Wednesday, January 03, 2007

The update to the 2006 U.S. Tax Treaty Model and Technical Explanation: Is the U.S. setting or following the pace?

You may recall a recent post on the release of the new US Model. In the meantime, I found a bit of time to prepare and share with you a Draft Article on the novelties of the new US Model.

U.S. tax policy choices may be said to reflect not only on its tax legislation but also on the U.S. Model Income Tax Convention, which serves as a starting point in bilateral treaty negotiations.

In a 2006 testimony of before a U.S. Senate Committee, Patricia A. Brown, former International Tax Counsel to the Treasury Department reinforced the importance of the wide-ranging plan to revise and conclude tax treaties or protocols that would accordingly provide a “grater economic benefit to the United States and to U.S. taxpayers”. The recent treaties and protocols concluded with the UK , Australia , Japan , Netherlands , Denmark , Germany , Sweden , and others are a good reflection of such an effort designed to reinforce the competitiveness of U.S. multinationals in the international arena.

After a decade where the U.S. Treasury Department has revamped key treaties of its treaty network, it was therefore expected that the newly released 2006 update to the U.S. Model and Model Technical Explanation would take into account some of the tax treaty policies entrenched on those recently concluded treaties.

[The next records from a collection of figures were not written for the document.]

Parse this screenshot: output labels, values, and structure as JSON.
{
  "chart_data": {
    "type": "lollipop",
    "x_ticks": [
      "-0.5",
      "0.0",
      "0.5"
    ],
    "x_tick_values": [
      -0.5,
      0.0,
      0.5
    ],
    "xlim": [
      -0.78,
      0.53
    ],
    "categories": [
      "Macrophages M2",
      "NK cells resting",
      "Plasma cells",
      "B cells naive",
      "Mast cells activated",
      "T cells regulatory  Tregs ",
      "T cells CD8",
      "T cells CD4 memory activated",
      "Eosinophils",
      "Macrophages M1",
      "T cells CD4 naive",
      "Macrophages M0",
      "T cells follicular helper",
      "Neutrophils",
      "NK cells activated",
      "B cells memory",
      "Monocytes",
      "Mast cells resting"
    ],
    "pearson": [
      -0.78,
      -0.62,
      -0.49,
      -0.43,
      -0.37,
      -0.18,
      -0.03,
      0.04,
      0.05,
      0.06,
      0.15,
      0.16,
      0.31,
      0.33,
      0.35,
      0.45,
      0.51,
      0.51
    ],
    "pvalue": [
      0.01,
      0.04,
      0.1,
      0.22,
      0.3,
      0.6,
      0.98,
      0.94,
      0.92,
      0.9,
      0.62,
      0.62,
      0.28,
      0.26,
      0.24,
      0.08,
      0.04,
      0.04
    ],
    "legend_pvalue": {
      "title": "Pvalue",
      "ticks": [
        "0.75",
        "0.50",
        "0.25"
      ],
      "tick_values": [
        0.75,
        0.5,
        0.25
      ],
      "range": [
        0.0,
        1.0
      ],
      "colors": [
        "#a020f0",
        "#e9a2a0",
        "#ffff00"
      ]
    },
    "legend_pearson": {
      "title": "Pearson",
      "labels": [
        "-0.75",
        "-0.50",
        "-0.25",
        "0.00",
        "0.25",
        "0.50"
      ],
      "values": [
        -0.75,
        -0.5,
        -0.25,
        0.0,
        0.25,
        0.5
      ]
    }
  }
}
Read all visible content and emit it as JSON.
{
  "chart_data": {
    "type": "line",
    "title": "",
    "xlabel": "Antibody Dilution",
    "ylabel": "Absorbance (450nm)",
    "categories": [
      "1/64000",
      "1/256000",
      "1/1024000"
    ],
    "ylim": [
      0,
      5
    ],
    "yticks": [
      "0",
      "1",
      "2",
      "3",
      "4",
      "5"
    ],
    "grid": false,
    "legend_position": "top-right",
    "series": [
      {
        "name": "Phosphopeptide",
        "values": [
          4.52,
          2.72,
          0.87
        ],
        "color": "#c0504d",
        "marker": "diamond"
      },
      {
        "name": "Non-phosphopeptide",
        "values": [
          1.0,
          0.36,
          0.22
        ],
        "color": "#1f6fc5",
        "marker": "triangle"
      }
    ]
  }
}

That was the case in some instances, but surprisingly so some of the novelties were simply left out.

The following article addresses the principal changes to the 2006 U.S. Model and/or Technical Explanation, which include amongst others:
- Update of the treatment of flow-through entities, with an inclusion of specific examples addressing dividends paid to fiscally transparent and hybrid entities;
- Inclusion of a new article addressing pension funds;
- Update of the discussion on attribution of profits to a permanent establishment;
- Update of the dividend article;
- Update of interest article, including a new provision addressing "contingent interest; and
- Elimination of the independent personal services article; andRevised language of the limitation on benefits article.